9 mai 1978 // L’assassinat d’Aldo Moro par les Brigades rouges

Mosco Levi Boucault - Ils etaient les Brigades rouges
Aldo Moro
Dans l’Italie de la fin des années 1970, une poignée de jeunes « prolétaires » décident de passer à la clandestinité et de faire la révolution par les armes. Entrés dans une logique d’affrontement direct contre le régime et ses institutions, qui atteindra son point d’orgue quand les Brigades rouges séquestrent et assassinent le président du Conseil Aldo Moro en 1978.

Sommaire

Divisé en deux parties aux doux airs de slogans révolutionnaires – Le vote ne paie pas, prenons le fusil et La révolution n’est pas un diner mondain – cette histoire des Brigate Rosse en langue d’origine s’articule autour des témoignages de quatre des membres du commando qui a enlevé Aldo Moro. Mario Moretti (chef du commando), Prospero Gallinari, Raffaele Fiore et Valerio Morucci (chef de la colonne romaine des B.R.), qui, au moment de la réalisation du film (2011), étaient en semi-liberté et/ou toujours incarcérés. Le ton est pratiquement neutre, les explications demeurent de type purement factuel – parfois assorties d’un croquis dessiné de la main de l’un des anciens des Brigades rouges – le propos toujours recadré et recontextualisé dans le cadre strict de « l’action politique ».
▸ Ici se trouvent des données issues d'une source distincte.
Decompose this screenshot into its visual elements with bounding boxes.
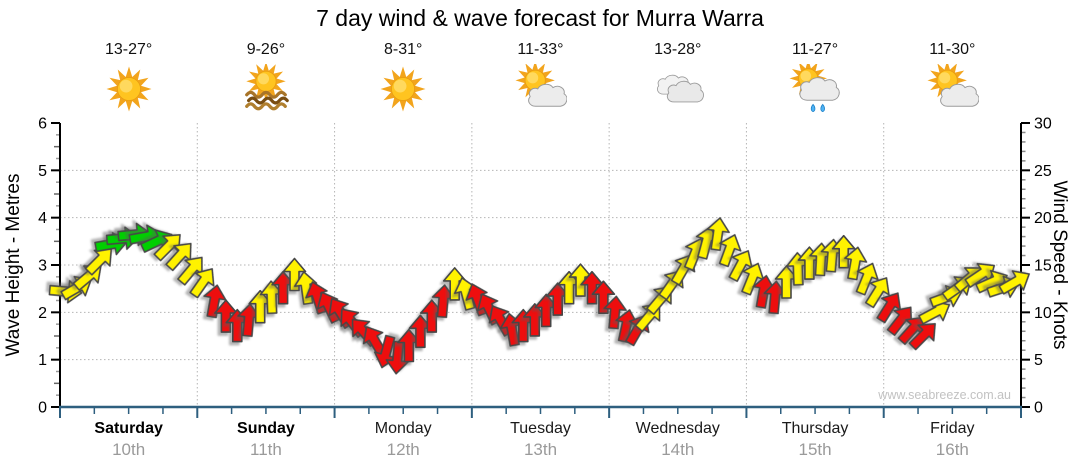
day-date: 15th xyxy=(798,440,832,459)
partly-cloudy-icon xyxy=(927,60,980,107)
day-summary: 13-28° xyxy=(609,40,746,114)
day-name: Thursday xyxy=(781,420,849,437)
weather-icon-slot xyxy=(239,61,293,114)
day-date: 12th xyxy=(386,440,420,459)
day-summary: 8-31° xyxy=(335,40,472,114)
left-axis-tick-label: 6 xyxy=(38,116,47,133)
weather-icon-slot xyxy=(788,59,842,114)
wind-arrow xyxy=(203,284,227,319)
temperature-range: 8-31° xyxy=(383,41,423,58)
watermark: www.seabreeze.com.au xyxy=(877,388,1011,402)
day-name: Monday xyxy=(374,420,432,437)
wind-arrow xyxy=(855,262,879,296)
wind-arrow xyxy=(718,234,742,268)
sunny-waves-icon xyxy=(245,61,289,111)
right-axis-tick-label: 20 xyxy=(1034,210,1052,227)
wind-arrow xyxy=(591,280,616,315)
day-axis-label: Sunday 11th xyxy=(197,418,334,460)
day-date: 11th xyxy=(250,440,282,459)
weather-icon-slot xyxy=(513,60,568,114)
day-name: Friday xyxy=(930,420,975,437)
left-axis-tick-label: 4 xyxy=(38,210,47,227)
left-axis-tick-label: 5 xyxy=(38,163,47,180)
temperature-range: 9-26° xyxy=(246,41,286,58)
day-name: Sunday xyxy=(237,420,295,437)
right-axis-tick-label: 10 xyxy=(1034,305,1052,322)
wind-arrow xyxy=(908,322,936,351)
day-summary: 11-33° xyxy=(472,40,609,114)
wind-arrow xyxy=(603,295,627,330)
right-axis-tick-label: 25 xyxy=(1034,163,1052,180)
day-date: 16th xyxy=(935,440,969,459)
temperature-range: 13-28° xyxy=(654,41,702,58)
day-summary: 11-30° xyxy=(884,40,1021,114)
weather-icon-slot xyxy=(925,60,980,114)
cloudy-icon xyxy=(656,74,704,103)
weather-icon-slot xyxy=(102,64,156,114)
daily-summary-row: 13-27° 9-26° 8-31° 11-33° 13-28° 11-27° … xyxy=(60,40,1021,114)
day-date: 14th xyxy=(661,440,695,459)
left-axis-tick-label: 3 xyxy=(38,258,47,275)
day-axis-label: Tuesday 13th xyxy=(472,418,609,460)
wind-arrow xyxy=(843,246,868,281)
wind-arrow xyxy=(189,268,215,299)
day-name: Tuesday xyxy=(510,420,571,437)
temperature-range: 13-27° xyxy=(104,41,153,58)
weather-icon-slot xyxy=(651,64,705,114)
right-axis-tick-label: 30 xyxy=(1034,116,1052,133)
day-summary: 13-27° xyxy=(60,40,197,114)
wind-arrow xyxy=(864,277,890,309)
day-axis-label: Monday 12th xyxy=(335,418,472,460)
sunny-icon xyxy=(380,66,426,112)
day-axis-label: Thursday 15th xyxy=(746,418,883,460)
temperature-range: 11-27° xyxy=(791,41,839,58)
day-name: Saturday xyxy=(94,420,163,437)
partly-cloudy-icon xyxy=(515,60,568,107)
wind-arrow xyxy=(998,270,1030,295)
temperature-range: 11-30° xyxy=(929,41,976,58)
day-summary: 11-27° xyxy=(746,40,883,114)
left-axis-tick-label: 0 xyxy=(38,400,47,417)
page-title: 7 day wind & wave forecast for Murra War… xyxy=(316,5,764,31)
wind-arrow xyxy=(706,217,730,252)
left-axis-tick-label: 2 xyxy=(38,305,47,322)
showers-icon xyxy=(789,59,840,113)
day-summary: 9-26° xyxy=(197,40,334,114)
temperature-range: 11-33° xyxy=(517,41,564,58)
day-axis-label: Saturday 10th xyxy=(60,418,197,460)
day-date: 10th xyxy=(112,440,146,459)
day-axis-labels: Saturday 10th Sunday 11th Monday 12th Tu… xyxy=(60,418,1021,460)
day-name: Wednesday xyxy=(635,420,720,437)
right-axis-tick-label: 0 xyxy=(1034,400,1043,417)
right-axis-tick-label: 5 xyxy=(1034,352,1043,369)
wind-arrow xyxy=(84,248,113,276)
day-axis-label: Friday 16th xyxy=(884,418,1021,460)
wind-arrow xyxy=(831,234,856,269)
day-date: 13th xyxy=(523,440,558,459)
day-axis-label: Wednesday 14th xyxy=(609,418,746,460)
weather-icon-slot xyxy=(376,64,430,114)
sunny-icon xyxy=(106,66,152,112)
left-axis-tick-label: 1 xyxy=(38,352,47,369)
right-axis-tick-label: 15 xyxy=(1034,258,1052,275)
Le fil rouge du film, qui transparait au travers d’extraits de journaux télévisés d’époque, qui retracent l’enlèvement, la séquestration puis la mort de l’homme politique démocrate-chrétien, reste la figure d’Aldo Moro, symbolisé par ce cliché en noir et blanc envoyé par les B.R. à la presse, où Moro fixe, en bas de photo, une manchette du journal La Repubblica entre les mains, sous la célèbre bannière frappée de l’étoile rouge, l’objectif de ceux qui l’on enlevé. Le regard semble comme frappé de fatalisme (accusateur ?) et l’homme semble résigné au funeste destin qui l’attend.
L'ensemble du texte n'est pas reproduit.